Information and Communication

– Identify and define relevant, quality information to support functioning of risk management process and internal control; and
– Communicate information to support functioning of risk management process and internal control.

Monitoring Activities

– Conduct ongoing and separate evaluations to ascertain presence and functioning of risk management process and internal control;
– Evaluate and communicate internal control deficiencies in a timely manner.

Risk Rating and Definition

Risk tolerance rating categorization

Zero:        will not tolerate any variation
Low:         will allow a low level of variation
Medium: will accept a medium level of variation
High:        is willing to accept a high variation

Significant Risks

As depicted in the risk management framework above, risks are broadly categorized into

– Compliance risk
It is the risk of legal or regulatory sanctions, material financial loss, or loss to reputation a business may suffer as a result of its failure to comply with laws, regulations, rules, related self-regulatory organisation standards, and codes of conduct applicable to its business activities.

– Financial Risk
It is associated with the financial structure and systems and the transactions a business makes. Identifying financial risk involved examining the daily financial operations, especially cash flow, recoverability of debts and etc.

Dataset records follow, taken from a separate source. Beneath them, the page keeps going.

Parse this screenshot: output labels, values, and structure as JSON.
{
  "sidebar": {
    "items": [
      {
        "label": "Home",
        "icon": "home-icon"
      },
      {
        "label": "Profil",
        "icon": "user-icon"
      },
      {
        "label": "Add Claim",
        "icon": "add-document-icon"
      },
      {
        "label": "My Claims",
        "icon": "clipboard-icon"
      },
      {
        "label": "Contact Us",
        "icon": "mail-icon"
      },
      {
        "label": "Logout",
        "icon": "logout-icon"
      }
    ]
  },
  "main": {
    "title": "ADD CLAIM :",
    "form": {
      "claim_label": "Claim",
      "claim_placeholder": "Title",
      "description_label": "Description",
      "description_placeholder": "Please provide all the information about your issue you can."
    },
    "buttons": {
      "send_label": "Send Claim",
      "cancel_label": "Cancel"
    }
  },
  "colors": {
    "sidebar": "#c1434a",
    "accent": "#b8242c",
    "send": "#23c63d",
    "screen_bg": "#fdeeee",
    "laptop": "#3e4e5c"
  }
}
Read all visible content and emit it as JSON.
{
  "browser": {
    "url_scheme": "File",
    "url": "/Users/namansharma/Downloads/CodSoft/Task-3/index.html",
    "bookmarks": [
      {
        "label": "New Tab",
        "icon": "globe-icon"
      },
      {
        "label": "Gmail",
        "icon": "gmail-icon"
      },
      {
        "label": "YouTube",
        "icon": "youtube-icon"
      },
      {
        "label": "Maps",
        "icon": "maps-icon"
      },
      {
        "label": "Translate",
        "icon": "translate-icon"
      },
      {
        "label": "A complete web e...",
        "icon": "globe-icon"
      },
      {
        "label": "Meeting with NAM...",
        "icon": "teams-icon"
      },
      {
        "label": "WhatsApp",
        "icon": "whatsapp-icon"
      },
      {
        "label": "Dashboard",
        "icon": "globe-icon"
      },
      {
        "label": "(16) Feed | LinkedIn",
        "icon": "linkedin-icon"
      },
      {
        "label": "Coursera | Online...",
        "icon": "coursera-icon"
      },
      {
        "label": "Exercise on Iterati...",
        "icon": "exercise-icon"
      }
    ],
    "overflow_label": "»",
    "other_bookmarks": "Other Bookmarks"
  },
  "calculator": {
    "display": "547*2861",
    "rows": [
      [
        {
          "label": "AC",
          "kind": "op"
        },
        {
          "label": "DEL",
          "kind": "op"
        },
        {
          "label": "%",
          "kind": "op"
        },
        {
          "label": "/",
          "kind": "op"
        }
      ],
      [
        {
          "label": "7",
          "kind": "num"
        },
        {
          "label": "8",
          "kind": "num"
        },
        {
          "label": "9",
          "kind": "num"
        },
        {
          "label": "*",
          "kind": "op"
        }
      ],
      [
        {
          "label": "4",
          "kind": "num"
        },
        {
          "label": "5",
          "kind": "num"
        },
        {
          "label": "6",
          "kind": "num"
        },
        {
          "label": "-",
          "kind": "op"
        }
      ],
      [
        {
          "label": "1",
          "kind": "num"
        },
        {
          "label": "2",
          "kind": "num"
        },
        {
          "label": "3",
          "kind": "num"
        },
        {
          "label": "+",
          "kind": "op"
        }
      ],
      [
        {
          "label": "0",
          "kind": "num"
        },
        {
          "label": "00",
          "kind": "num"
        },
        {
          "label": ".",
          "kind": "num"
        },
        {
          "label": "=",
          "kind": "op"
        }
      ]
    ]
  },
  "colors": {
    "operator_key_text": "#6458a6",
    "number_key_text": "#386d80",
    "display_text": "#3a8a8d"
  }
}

Assessment of financial risk should also take into account of external factors such as level of borrowings, interest rates and foreign exchange rates.

– Operational Risks
These risks are associated with the business operational and administrative procedures and include:

  • all aspects of the business
  • staffing and management
  • supply chain and transportation
  • accounting control
  • IT systems
  • regulations board composition

Regular Review of the Effectiveness of Risk Management Process and Internal Control

To ensure that the policies and objectives of the risk management processes and internal control remain applicable and effective under changing market and regulatory environment, the regular reviews are conducted by:

  • The ROC to periodically review the Company’s risk management policies and oversee the operation of an enterprise-wide risk management framework and shall meet at least half yearly;
  • The Internal Audit Consultant to review processes on quarterly basis; and
  • The Audit Committee to conduct yearly evaluation of internal audit functions including risk  management updates and report to the Board.